The spring timeline looks like this: while in Clearwater, there will be scrimmages against Orlando City (March 15) and the Chicago Fire (March 20). The Union will return to town on March 24 and play a closed-door scrimmage against an as-yet-unknown opponent on March 31, then kick off the season with their Concacaf Champions League opener at Costa Rica’s Saprissa on April 7.

For now, Curtin is getting an extended look at his new crop of academy products, which has much promise. Sixteen-year-old midfielders Brandan Craig and Quinn Sullivan have already drawn attention from scouts at big European clubs, and 17-year-old playmaker Paxten Aaronson — Brenden’s younger brother — showed some really nice flashes last year in the USL.

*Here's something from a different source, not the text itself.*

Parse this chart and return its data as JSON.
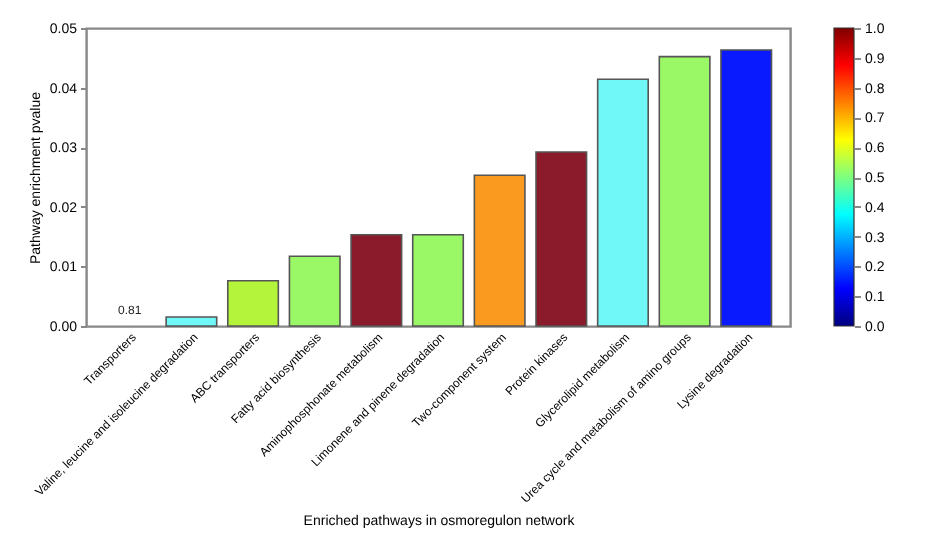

Also new this year are another 17-year-old, midfielder Jack McGlynn, and 19-year-old right back Nathan Harriel.

“For 16-year-olds and 17-year-olds to jump in and play against Ilsinho and Kacper [Przybylko], and Jamiro [Monteiro], and Jakob Glesnes, and do well, you know, speaks to the talent that they have,” Curtin said. “Have they been perfect? Absolutely not. They’re going to get better, though, each and every day.”

But for as much as the Union pride themselves on giving young players playing time, entrusting significant roles to rookies that young is likely too much to ask — especially when the team aspires to win a trophy for the second year in a row.

“My math might be off by a little bit, but I think we’ve come down almost three years in our team’s age, which is a significant drop for sure,” Curtin said.

What would help the team most for developing the teenagers is to know what will happen to the Union’s reserve team this year. That’s where young rookies can get the right kind of playing time at the start of their careers.

The Union pulled out of the USL Championship, where it had run a reserve team since 2016, after last season in anticipation of MLS launching its own reserve league this year. But the launch hasn’t happened yet, with the pandemic and MLS’ offseason labor negotiations among likely factors.

» READ MORE: MLS and players avoid lockout, but scars of negotiations may last a long time

“There’s a plan in place — there’s lots of moving parts from the league’s end, and ideas and a strategy team to get things going,” Curtin said. “We’ll get our players, I can promise, double-digit games this year against high-quality opponents in the future. We recognize how important bridging that gap is.”

Curtin added that he wasn’t allowed to say everything he’s heard, but “there will probably be some things coming out in the near future … You can rest assured we’re going to have games for these guys to play and keep them sharp.”